Il ricco focus glocal di RegionEuropa prosegue domenica 14 con Antonio Silvestri che esamina dal punto di vista italiano il periodo di programmazione in corso, quello dei fondi che si concluderanno nel 2020 e che sono,appunto, a rischio Brexit: finora l’Italia ha selezionato progetti per 13,6 miliardi, sugli oltre 51 totali, pari al 26 per cento. Lo ha comunicato il direttore dell’Agenzia per la coesione territoriale, Maria Ludovica Agrò, a Regioneuropa rilevando come sia un buon risultato calcolando che la programmazione è partita soltanto da meno di due anni. La dottoressa Agrò spiega anche i principali cambiamenti rispetto al precedente periodo, e concorda sulle critiche, sollevate nella rubrica europea della TGR riguardante leccessiva burocrazia e la complessità dei Fondi strutturali annunciando proposte per aiutare soprattutto gli Enti locali più piccoli ad affrontare le procedure.

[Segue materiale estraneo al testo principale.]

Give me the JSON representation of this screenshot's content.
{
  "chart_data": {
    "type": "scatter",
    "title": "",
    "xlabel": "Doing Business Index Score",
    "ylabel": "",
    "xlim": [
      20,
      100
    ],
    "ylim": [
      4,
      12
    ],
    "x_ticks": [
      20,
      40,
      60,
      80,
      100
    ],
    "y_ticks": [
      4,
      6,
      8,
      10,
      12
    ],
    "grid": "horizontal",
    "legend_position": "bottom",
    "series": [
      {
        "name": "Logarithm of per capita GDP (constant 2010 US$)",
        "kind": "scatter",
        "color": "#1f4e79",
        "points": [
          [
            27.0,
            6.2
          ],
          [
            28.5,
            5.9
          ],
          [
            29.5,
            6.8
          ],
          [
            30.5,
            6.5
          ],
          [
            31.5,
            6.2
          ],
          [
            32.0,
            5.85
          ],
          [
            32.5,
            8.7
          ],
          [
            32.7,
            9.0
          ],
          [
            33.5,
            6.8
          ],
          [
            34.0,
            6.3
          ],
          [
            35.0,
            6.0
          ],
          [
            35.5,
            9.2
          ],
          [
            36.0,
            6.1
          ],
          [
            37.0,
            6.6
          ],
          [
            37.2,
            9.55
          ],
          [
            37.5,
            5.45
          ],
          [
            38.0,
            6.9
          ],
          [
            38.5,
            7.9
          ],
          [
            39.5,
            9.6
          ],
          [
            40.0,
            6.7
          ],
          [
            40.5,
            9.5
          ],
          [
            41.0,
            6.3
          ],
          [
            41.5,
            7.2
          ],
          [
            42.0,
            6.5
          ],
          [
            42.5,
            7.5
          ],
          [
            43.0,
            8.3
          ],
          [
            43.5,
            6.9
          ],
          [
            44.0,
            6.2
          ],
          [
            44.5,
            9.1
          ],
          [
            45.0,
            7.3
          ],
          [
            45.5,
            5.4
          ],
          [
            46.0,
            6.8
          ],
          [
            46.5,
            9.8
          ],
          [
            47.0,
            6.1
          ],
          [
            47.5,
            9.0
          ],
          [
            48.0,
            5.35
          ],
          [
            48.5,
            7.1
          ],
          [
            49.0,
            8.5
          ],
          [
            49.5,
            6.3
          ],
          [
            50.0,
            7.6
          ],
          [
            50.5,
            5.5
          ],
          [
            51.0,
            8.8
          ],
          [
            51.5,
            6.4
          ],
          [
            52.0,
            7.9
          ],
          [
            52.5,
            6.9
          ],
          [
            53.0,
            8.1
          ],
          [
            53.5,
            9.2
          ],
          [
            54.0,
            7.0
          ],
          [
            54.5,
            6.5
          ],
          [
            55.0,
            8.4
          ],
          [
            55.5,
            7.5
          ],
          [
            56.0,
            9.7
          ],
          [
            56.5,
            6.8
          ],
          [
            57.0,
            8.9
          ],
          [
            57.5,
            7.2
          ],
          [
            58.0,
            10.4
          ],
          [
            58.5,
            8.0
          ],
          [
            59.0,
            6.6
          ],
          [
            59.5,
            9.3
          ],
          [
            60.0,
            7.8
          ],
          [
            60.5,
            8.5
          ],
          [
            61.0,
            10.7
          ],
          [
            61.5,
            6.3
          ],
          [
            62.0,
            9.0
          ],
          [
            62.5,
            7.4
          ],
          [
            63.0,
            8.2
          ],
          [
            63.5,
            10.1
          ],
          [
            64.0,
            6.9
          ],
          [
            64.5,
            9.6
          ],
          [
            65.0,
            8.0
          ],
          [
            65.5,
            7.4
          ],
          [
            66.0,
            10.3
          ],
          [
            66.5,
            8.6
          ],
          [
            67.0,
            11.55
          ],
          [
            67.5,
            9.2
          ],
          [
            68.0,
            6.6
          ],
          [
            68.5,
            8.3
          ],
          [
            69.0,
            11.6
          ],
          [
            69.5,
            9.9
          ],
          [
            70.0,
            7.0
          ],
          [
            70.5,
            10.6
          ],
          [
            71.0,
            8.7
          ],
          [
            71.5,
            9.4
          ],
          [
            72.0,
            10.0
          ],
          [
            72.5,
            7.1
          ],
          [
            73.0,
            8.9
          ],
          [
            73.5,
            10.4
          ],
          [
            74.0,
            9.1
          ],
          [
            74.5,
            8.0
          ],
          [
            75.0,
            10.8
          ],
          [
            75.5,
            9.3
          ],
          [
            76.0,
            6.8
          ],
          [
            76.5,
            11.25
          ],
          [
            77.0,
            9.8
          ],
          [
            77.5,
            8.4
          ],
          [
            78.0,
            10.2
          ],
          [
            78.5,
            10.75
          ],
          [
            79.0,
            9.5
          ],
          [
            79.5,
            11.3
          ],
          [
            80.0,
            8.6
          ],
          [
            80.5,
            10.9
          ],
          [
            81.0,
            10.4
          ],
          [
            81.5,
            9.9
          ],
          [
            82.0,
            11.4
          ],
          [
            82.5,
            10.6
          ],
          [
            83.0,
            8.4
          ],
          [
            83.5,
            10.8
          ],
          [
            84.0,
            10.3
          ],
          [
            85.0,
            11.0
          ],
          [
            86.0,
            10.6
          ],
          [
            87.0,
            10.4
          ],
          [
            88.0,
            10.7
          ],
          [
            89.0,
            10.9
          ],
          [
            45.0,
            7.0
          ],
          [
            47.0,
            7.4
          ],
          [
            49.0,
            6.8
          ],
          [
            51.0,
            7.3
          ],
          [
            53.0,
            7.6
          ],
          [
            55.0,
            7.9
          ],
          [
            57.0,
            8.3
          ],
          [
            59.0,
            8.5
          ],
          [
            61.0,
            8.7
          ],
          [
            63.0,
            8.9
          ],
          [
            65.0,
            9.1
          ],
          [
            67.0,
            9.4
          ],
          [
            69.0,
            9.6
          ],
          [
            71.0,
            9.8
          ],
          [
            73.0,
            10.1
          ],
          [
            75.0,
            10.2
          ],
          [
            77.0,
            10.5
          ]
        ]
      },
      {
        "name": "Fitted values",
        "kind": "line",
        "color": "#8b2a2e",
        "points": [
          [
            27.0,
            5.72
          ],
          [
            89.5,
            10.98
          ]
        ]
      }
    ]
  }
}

Il global del settimanale europeo della Tgr è invece dedicato ad uno dei grandi temi consegnati dalle recentissime elezioni presidenziali francesi: il socialismo e la sinistra riformista e liberale è giunta al capolinea? E’ morta? Deve essere gettata fra i ferrivecchi un un armamentario idelogico del tutto superato?
RegionEuropa lo ha chiesto a Gianni Pittella, capogruppo dei Socialisti e Democratci Pse al Parlamento europeo che così risponde: “Sono vent’anni che sento dire, ogni tanto, che il socialismo è morto; il socialismo ha bisogno di essere rinnovato e di adeguare la propria politica all’oggi ma finchè esisteranno i lavoratori , i ceti popolari e meno abbienti, gli esclusi, il socialismo, inteso come cambiamento sociale, aspirazione di chi non ha o ha poco ad essere premiato per i suoi bisgni in base ai suoi meriti, non morirà mai e sarà un’ideologia ed una politica di cui la sinistra non potrà mai fare a meno”.
Da Bruxelles, ancora, Dario Carella a colloquio on Antonio Panzeri,europarlamentare di Articolo 1 MDP e presidente della Commissione Diritti Umani del Parlamento europeo, il quale spiega perché quest’anno in occasione della Giornata mondiale della Libertà di Stampa, la commissione da lui presieduta abbia voluto dedicare una riunione ufficiale al tema con le associazioni professionali dei giornalisti. Concluderà RegionEuropa la rubrica “Ue, Imprese e Territori” , con le segnalazioni della Rete italiana di Enterprise Europe Network, un seminario sull’economia circolare, il calendario degli eventi business to business per le PMI e due opportunità commerciali.